> I could hardly disagree more with the premise that activism is anti-fellowship.
If you are doing activism, in the workplace, that runs against the beliefs and opinions of (some of the) the people you work with. How could this be anything but anti-fellowship?
Which beliefs and opinions? What if I'm arguing that our non-white employees are being passed over for promotions, and our women employees are all chronically underpaid compared to the men? How would that be more anti-fellowship than your fellows not being paid equitably?
What if you're arguing that women should stay at home, or that climate change is fake, or immigrants are a blight on society?
It works both ways I'm afraid. And many people will think that those opinions are somehow good for society and that they're being good team players by pushing them.
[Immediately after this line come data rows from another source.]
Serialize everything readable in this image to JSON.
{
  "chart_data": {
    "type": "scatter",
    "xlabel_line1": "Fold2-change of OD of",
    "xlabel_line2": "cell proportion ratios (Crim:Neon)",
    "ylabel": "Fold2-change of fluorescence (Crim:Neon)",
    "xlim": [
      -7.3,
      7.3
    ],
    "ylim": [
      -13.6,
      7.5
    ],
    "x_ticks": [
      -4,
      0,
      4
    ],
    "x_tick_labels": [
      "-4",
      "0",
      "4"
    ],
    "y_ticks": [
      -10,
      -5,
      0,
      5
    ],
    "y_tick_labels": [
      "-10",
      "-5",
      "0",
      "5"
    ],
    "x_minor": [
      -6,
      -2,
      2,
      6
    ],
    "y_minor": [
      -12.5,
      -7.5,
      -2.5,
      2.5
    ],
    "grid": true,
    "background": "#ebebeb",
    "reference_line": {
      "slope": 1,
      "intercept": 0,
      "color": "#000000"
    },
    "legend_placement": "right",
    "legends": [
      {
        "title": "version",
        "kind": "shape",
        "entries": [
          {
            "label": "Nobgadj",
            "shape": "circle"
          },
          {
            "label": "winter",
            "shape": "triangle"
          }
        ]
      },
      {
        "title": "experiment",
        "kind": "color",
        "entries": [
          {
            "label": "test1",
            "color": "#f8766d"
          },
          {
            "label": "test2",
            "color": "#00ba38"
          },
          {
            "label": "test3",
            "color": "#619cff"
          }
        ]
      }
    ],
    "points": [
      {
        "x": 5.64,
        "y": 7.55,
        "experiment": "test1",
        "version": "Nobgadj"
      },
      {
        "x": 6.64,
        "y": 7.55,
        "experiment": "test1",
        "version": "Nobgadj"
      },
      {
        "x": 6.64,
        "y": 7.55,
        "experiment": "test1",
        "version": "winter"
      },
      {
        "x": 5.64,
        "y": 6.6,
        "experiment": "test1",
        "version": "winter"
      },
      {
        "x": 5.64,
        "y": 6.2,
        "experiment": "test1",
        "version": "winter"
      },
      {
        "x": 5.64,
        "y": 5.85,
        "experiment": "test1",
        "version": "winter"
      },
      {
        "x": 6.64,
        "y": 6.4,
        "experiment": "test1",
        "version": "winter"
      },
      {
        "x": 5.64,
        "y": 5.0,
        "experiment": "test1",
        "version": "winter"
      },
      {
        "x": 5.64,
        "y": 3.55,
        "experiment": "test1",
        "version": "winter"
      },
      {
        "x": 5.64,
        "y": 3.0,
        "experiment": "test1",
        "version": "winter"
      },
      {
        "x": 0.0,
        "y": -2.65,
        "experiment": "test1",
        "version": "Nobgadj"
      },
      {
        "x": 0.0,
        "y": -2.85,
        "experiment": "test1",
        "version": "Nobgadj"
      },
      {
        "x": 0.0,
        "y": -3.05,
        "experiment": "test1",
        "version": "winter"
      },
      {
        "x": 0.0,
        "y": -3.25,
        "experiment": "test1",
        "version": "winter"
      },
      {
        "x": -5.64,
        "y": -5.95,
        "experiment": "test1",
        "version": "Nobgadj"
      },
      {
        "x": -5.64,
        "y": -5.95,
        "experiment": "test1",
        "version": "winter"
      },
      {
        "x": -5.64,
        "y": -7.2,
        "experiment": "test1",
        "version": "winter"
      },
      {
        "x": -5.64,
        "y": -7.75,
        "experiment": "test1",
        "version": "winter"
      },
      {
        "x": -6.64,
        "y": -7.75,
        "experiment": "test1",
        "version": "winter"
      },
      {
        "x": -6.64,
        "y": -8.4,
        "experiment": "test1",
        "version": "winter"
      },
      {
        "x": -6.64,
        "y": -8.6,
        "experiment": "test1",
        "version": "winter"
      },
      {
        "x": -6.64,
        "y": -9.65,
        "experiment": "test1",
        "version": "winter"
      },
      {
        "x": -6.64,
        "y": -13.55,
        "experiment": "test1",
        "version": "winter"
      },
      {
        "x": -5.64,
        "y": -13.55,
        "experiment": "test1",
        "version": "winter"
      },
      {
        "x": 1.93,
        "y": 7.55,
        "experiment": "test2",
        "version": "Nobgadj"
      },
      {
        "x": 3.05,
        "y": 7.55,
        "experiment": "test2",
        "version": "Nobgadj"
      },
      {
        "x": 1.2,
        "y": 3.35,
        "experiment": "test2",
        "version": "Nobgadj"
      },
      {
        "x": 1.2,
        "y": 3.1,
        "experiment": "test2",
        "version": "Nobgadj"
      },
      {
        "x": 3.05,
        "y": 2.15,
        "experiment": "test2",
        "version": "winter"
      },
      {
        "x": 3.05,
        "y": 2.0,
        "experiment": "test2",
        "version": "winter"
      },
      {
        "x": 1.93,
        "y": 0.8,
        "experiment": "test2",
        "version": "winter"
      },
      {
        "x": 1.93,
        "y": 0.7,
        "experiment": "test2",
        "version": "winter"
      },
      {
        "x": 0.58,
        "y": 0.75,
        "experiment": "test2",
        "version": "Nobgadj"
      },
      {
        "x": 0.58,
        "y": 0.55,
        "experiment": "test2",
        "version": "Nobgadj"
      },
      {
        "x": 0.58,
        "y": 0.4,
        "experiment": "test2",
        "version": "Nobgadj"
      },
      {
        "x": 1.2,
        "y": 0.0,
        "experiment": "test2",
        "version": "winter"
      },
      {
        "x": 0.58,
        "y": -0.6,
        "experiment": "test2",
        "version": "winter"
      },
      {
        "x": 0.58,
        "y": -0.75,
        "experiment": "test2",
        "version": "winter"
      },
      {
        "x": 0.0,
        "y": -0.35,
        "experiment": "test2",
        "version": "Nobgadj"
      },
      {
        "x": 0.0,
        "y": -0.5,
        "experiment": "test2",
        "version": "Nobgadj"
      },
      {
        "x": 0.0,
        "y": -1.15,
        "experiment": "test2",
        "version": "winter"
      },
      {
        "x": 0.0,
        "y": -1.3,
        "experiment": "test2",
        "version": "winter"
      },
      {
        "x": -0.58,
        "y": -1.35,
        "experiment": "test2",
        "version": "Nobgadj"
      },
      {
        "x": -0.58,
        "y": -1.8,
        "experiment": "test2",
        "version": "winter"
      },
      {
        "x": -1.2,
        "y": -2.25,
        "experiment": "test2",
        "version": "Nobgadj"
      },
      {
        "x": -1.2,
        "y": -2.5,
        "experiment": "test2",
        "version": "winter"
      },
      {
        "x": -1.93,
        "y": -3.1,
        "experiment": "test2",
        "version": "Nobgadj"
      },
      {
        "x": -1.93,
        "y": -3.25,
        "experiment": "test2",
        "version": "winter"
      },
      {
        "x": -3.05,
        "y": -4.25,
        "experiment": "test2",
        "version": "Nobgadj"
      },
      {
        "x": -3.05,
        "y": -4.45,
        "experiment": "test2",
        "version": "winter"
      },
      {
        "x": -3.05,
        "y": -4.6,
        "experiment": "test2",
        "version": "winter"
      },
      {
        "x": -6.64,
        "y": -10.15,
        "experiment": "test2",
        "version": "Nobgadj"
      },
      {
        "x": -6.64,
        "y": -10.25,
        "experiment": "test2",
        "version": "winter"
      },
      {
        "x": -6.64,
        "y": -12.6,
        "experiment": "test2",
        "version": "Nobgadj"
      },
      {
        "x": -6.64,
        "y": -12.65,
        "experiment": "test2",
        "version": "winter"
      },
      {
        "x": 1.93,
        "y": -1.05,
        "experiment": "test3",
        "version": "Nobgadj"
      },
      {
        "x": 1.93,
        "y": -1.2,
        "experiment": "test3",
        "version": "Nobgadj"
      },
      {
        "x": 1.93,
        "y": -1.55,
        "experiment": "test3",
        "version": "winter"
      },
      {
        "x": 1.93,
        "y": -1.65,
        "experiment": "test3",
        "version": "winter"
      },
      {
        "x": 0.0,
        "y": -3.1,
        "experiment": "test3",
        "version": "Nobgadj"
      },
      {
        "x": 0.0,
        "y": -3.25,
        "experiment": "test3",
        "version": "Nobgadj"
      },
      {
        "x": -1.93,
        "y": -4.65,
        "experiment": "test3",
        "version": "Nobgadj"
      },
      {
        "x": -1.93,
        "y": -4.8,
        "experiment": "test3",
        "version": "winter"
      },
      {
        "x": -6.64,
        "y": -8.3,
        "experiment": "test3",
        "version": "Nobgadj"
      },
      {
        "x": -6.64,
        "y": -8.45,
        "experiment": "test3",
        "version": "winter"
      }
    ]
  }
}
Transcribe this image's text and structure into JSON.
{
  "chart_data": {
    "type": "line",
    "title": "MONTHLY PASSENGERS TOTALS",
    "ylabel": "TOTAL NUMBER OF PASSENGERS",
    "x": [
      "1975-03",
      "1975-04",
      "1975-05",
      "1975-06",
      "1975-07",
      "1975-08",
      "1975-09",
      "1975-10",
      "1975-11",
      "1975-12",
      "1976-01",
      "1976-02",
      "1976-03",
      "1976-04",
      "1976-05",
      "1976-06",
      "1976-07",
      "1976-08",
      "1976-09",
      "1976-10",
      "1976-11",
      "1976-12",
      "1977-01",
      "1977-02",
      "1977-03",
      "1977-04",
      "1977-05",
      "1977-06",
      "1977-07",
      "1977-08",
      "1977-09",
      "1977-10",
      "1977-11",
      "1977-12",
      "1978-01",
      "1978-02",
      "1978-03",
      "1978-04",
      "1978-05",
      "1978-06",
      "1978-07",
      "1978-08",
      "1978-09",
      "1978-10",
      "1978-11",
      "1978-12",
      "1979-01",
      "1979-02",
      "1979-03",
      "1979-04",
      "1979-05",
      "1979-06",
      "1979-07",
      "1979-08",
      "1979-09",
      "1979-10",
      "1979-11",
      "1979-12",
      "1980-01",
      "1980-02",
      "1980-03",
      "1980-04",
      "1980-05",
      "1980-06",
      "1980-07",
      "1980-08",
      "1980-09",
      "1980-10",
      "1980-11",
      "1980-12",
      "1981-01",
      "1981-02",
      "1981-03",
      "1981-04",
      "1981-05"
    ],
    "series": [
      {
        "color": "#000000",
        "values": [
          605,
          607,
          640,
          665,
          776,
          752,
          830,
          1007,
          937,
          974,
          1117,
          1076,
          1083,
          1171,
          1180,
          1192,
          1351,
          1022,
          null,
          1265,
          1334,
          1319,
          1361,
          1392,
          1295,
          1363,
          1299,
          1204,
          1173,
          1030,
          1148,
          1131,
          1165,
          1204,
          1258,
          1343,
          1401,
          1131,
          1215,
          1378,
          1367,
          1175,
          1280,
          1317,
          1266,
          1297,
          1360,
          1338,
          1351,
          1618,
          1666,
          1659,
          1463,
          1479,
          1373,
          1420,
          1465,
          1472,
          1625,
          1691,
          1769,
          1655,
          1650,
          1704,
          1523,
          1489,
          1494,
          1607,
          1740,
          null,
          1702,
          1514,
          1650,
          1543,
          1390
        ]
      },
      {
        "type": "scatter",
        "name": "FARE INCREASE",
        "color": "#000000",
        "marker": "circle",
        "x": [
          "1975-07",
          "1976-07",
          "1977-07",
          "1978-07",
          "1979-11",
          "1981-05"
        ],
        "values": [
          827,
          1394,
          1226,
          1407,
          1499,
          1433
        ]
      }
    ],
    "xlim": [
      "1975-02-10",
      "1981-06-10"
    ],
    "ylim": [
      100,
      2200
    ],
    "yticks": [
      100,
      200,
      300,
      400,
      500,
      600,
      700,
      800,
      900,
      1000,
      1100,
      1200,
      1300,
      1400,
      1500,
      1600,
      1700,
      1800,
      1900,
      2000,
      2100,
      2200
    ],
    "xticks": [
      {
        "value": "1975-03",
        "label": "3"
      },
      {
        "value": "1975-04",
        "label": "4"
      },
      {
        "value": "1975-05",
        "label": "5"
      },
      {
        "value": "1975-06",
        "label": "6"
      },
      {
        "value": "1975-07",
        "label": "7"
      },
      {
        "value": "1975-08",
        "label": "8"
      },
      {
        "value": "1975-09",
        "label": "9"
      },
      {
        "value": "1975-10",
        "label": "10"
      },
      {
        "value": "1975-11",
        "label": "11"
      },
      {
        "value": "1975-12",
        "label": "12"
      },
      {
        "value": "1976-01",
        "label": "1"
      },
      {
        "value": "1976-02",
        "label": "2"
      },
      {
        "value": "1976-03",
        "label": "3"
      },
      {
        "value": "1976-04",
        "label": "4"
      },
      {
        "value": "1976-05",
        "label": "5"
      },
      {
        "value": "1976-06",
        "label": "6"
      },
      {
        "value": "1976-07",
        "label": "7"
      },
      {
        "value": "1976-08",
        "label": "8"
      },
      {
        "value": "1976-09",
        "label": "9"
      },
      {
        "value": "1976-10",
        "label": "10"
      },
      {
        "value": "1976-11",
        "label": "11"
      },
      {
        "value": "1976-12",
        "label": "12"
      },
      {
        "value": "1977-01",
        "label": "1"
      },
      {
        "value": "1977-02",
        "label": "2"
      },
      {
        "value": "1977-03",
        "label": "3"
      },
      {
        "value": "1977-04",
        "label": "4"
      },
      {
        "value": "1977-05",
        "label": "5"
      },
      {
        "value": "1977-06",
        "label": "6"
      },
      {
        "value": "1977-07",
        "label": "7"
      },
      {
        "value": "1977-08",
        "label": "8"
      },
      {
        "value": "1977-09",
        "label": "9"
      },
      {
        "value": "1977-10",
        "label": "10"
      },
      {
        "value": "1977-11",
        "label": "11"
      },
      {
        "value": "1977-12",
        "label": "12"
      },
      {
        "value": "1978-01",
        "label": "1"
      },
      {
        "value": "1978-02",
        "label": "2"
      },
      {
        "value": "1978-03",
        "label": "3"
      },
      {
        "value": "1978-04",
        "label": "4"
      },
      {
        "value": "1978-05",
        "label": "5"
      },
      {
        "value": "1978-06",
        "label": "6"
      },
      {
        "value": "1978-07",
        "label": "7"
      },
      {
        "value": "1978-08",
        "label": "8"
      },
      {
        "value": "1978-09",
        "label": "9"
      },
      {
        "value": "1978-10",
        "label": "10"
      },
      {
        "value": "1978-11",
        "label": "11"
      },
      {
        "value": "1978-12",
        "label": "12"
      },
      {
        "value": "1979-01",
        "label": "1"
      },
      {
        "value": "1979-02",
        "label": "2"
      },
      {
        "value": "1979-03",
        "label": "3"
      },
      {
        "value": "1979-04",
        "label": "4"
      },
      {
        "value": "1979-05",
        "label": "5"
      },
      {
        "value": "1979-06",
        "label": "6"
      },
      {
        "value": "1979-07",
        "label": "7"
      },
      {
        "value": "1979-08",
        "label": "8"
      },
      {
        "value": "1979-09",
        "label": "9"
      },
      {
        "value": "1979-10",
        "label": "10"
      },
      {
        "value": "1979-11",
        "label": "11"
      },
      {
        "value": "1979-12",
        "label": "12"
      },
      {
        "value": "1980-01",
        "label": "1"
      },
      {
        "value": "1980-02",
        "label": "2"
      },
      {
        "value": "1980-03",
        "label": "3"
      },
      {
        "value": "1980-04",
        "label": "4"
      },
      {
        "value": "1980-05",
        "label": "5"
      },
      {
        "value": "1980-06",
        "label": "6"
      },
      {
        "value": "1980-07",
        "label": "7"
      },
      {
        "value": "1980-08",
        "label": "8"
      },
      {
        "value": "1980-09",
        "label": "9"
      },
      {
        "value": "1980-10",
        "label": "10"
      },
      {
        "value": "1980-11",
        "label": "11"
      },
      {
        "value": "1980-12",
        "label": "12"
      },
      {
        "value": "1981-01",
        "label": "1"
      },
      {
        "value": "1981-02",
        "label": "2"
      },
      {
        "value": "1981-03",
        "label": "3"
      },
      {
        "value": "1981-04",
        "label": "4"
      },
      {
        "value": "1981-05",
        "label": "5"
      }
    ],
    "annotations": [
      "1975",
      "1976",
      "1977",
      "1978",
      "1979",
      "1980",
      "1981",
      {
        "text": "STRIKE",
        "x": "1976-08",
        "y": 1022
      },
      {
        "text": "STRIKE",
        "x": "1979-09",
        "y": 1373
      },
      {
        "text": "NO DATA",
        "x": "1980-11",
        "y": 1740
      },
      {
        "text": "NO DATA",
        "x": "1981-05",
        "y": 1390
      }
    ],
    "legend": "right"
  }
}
It does not work both ways when the things I'm arguing for are directly impacting my fellow coworkers, and are the results of direct decisions by the higher ups. It's not a question of society at that point, it's a question of what's good for the company.
OP loves his fellowship analogy, but you can't have a fellowship where the halflings are only getting half-rations and Gandalf refuses to let the Dwarves participate in half of their endeavours.
I see that many assumptions are made about the value of fellowship and the effects of activism. And this is why I disagree with the premise -- I can't start with those assumptions.
If you are doing activism, in the workplace, that runs against the beliefs and opinions of (some of the) the people you work with. How could this be anything but anti-fellowship?